Yu Jie Summer ne s’attendait pas en arrivant en Suisse pour ses études d’art à affronter et être témoin de la pauvreté. Elle a commencé à photographier ses voisins, la plupart précarisés.

L’entrée du Musée international de la Croix-Rouge et du Croissant Rouge à Genève est sombre. À cette heure du déjeuner, les visiteurs sont encore peu nombreux. J’attends Philippe Stoll, conseiller communication sur les thématiques humanitaires du CICR pour voir ensemble l’exposition Concerné.e.s. 30 artistes face aux questions humanitaires. Je suis d’ailleurs penchée sur une des œuvres exposées, celle d’Hugo Hemmi, Cabane, à laquelle je peux moi-même participer en déposant un mot, exprimant ma vision de l’humanitaire sur une ardoise. Je ne l’avais pas remarqué tout de suite. C’était pourtant facile à voir, il suffisait d’ouvrir les yeux.

Quand l’art part à la rencontre de l’humanitaire. Philippe Stoll arrive, nous descendons en sous-sol, où sont exposés les 30 artistes, tous formés à la Haute école d’art et de design de Genève (HEAD) et à l’école Suprimax de Dakar, et nominés au prix Art et Humanité depuis 2015, décerné par la HEAD et la Croix-Rouge. Ici ils nous parlent de leur vision de l’humanité et de leurs préoccupations face au monde qui les entoure.

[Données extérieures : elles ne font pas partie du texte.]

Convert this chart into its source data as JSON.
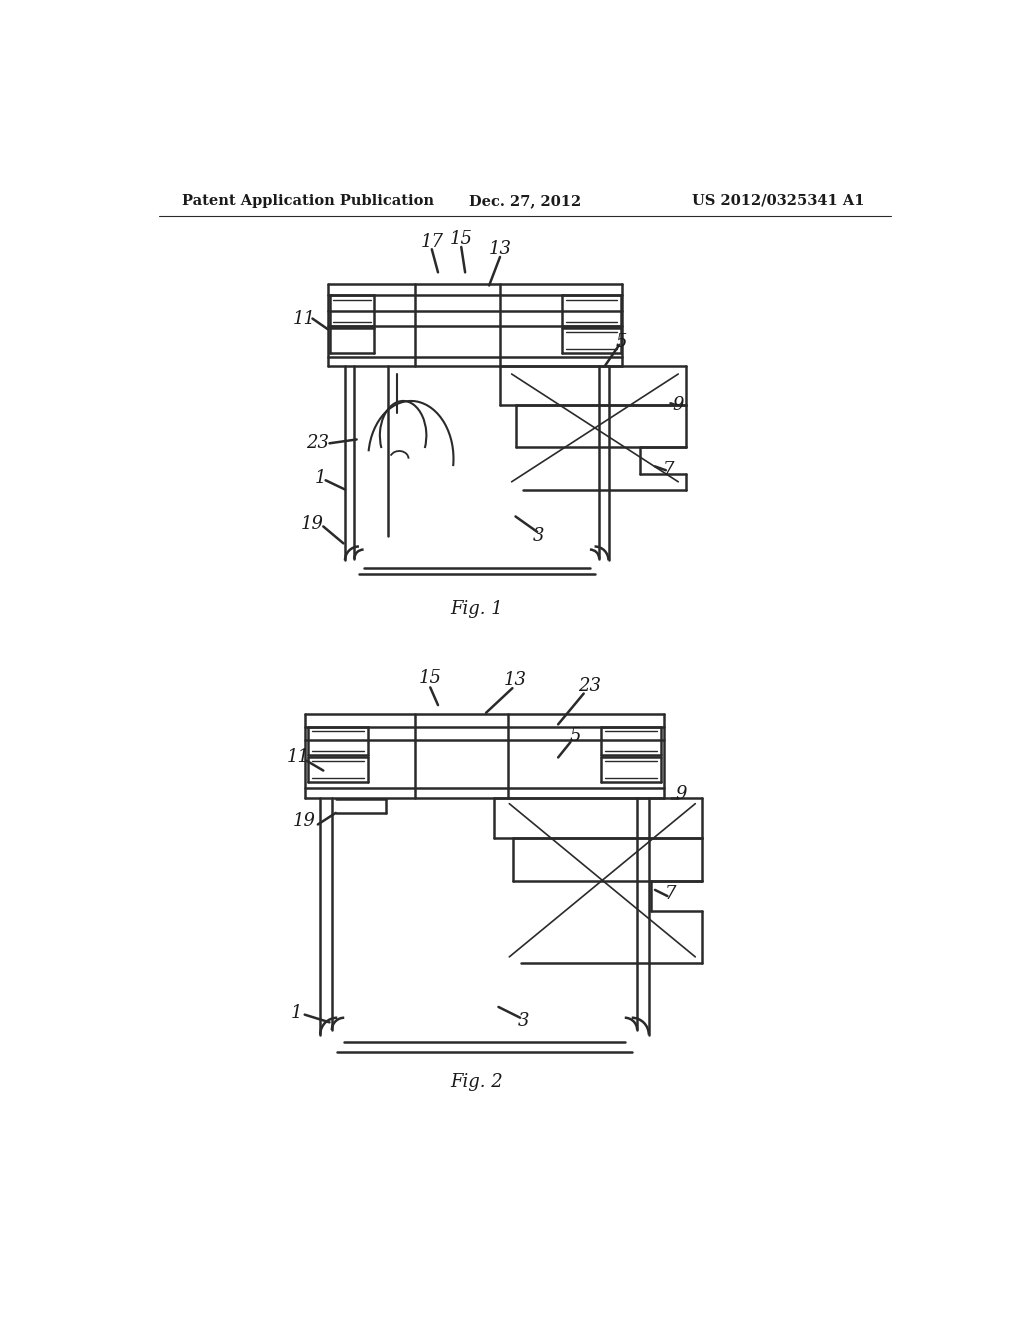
{
  "background_color": "#ffffff",
  "header_left": "Patent Application Publication",
  "header_center": "Dec. 27, 2012",
  "header_right": "US 2012/0325341 A1",
  "fig1_label": "Fig. 1",
  "fig2_label": "Fig. 2",
  "line_color": "#2a2a2a",
  "text_color": "#1a1a1a",
  "header_font_size": 10.5,
  "fig_label_font_size": 13
}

Pourquoi on vous en parle. Concernés, ces artistes, ils le sont. Pas besoin d’être humanitaire ou d’avoir traversé un champs de mines pour être humaniste. Ces mondes, celui de l’art et celui de l’humanitaire s’inspirent l’un l’autre, s’éclairent, se soutiennent. «Nous pensons que l’art est un instrument indispensable pour mieux comprendre les problématiques humanitaires. Il ouvre le champs des possibles, offre un éclairage différent et fait appel à une autre sensibilité, il permet le dialogue », explique Philippe Stoll.